Before and after the upcoming local elections, candidates and councillors across Dublin should be under pressure to ensure officials get the design right for the Luas Cross City tram route. People need to demand that the conditions for walking, cycling and street life on some of our capital’s most central streets are improved.
The Luas Cross City track alignment is likely set in stone at this stage — give or take a few meters in most cases.
But everything around the tracks is not set yet. How the final street layouts will look — including space for walking, cycling and city life — is still being discussed by Dublin City Council, the National Transport Authority and the Railway Procurement Agency. The RPA confirmed to us that these final design have yet to be drawn up.
The National Transport Authority draft plan for the city centre (a leaked copy of which we published here) includes an outline of part-pedestrianising College Green — but that has not gone beyond draft status yet and has not been debated widely. But regardless of what street changes make it into the final street layout plan for Luas, it seems unlikely that the city will tolerate changes to the route area for after years of Luas construction, so the time to push this College Green plaza idea is now.
The same is the case for more subtle detail of street design. The kind of detail which is often dismissed as small fry but it can have a profound affect of making the streets and the overall city centre more or less liveable and sustainable. For example, diverting people on bicycles around one-way systems will lower the chances people will cycle and will make conditions worse for those who already do.
We’re talking about the streets with some some of the highest pedestrian footfalls in the country and largest amounts of people cycling — where bicycles account for 8% of traffic across the city centre and nearly 20% on Dame Street.
In 2011 when DIT researchers asked Grafton Street shoppers: What is the main mode of transport you used to get into the city centre today?”, 8% on said they cycled. This has likely increased since as cycling has become more popular and this will continue even if the city only gets half way to its target cycling modal share of 25%.
Dublin City Council’s Public Realm Strategy was supposed to support giving space and priority over to walking and cycling in the city centre, but progress has been slow on the ground. The Luas works are an opportunity to get things right.
We would say — at the very least — that provisions should be made for the following:
A wider footpath on the west side of O’Connell Bridge to take the high volumes of people crossing the city at this point. And wider crossing than the current standard around the city centre.
Dedicated, segregated space for cycling on the wider streets along the route. With for example, the current eight lanes and a taxi rank on O’Connell Bridge; four lanes plus parking on D’Olier Street; and five lanes plus parking on Westmorland Street; there’s little room for excuses that there is no space for segregation. People should be allowed to safely cycle in this core city centre area without the fear of buses and other traffic around them, often at speed.
Cycling both ways on as many streets as possible, even one-way sections (aka contra-flow). Key examples are Parnell Street at Parnell Square without diverting uphill around the large square; and the north-west corner of St Stephens Green leading into Grafton Street; on Grafton Street between Nassau Street and College Green; and on Dawson Street.

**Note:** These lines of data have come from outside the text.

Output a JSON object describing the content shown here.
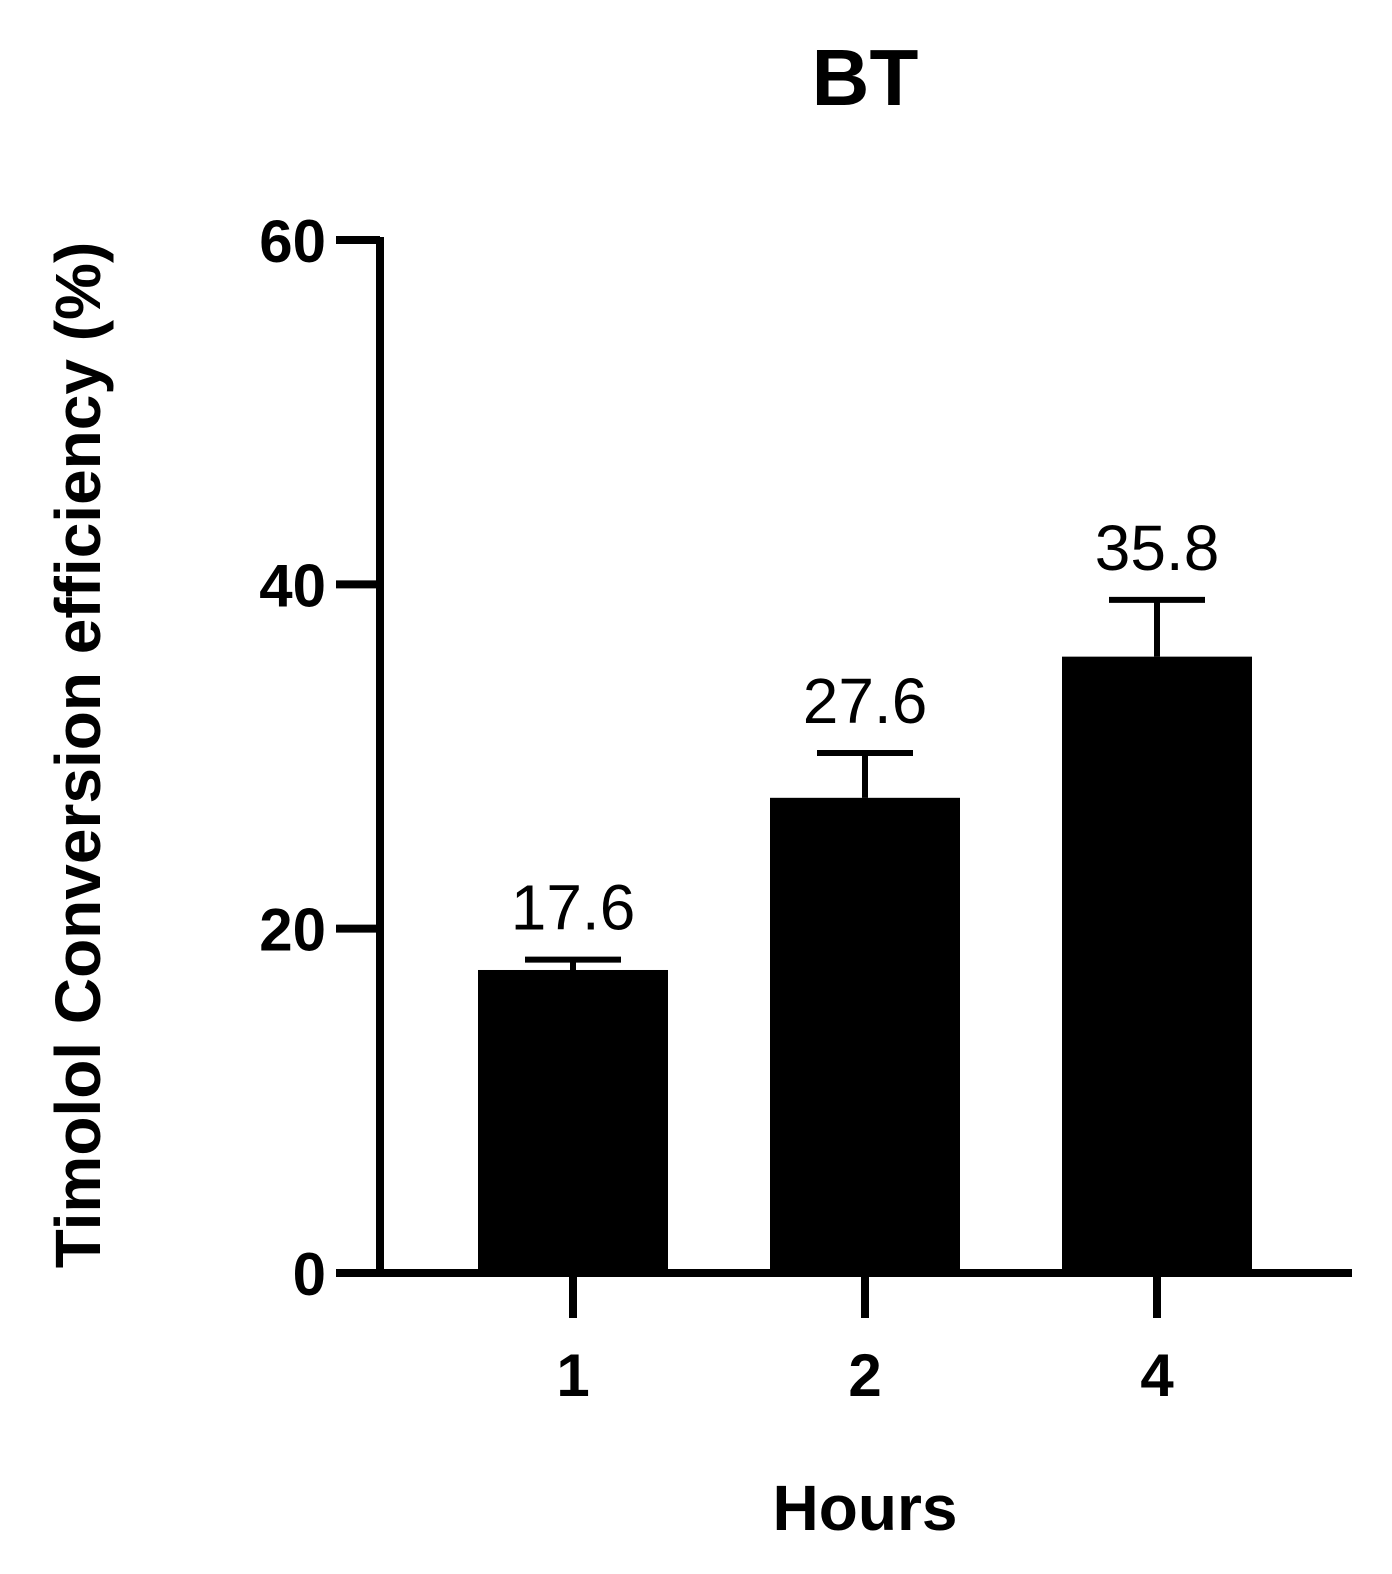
{
  "chart_data": {
    "type": "bar",
    "title": "BT",
    "xlabel": "Hours",
    "ylabel": "Timolol Conversion efficiency (%)",
    "categories": [
      "1",
      "2",
      "4"
    ],
    "values": [
      17.6,
      27.6,
      35.8
    ],
    "error_upper": [
      18.2,
      30.2,
      39.1
    ],
    "data_labels": [
      "17.6",
      "27.6",
      "35.8"
    ],
    "ylim": [
      0,
      60
    ],
    "yticks": [
      0,
      20,
      40,
      60
    ],
    "ytick_labels": [
      "0",
      "20",
      "40",
      "60"
    ],
    "grid": false,
    "legend": "none",
    "bar_color": "#000000"
  }
}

Alternative routes around the Luas route between St Stephens Green and College Green. A few points on this section are set to become a tram and bus bottleneck. While allowing cycling access in this area is vital, making faster routes around it could be beneficial in removing many cyclist-tram conflicts and providing permeability for cycling. On the west side of this area, South William Street and nearby streets could be candidates to be made two-way for cycling or Great George’s Street could be given segregated cycle paths of it was made public transport and access only.
There’s many other details which are small thing but could and should be fixed before Luas Cross City is finished. In 2012 we covered the changes expected with Luas Broombridge (since renamed Cross City) and we made some suggestions.
Policy after policy, and plan after plan indicates that walking and cycling will be give space and priory — this however needs result in on-street changes soon, not in ten year’s time.
We should not looking for councillors or city officials to fix things after Luas Cross City is up and running. The time to act is now.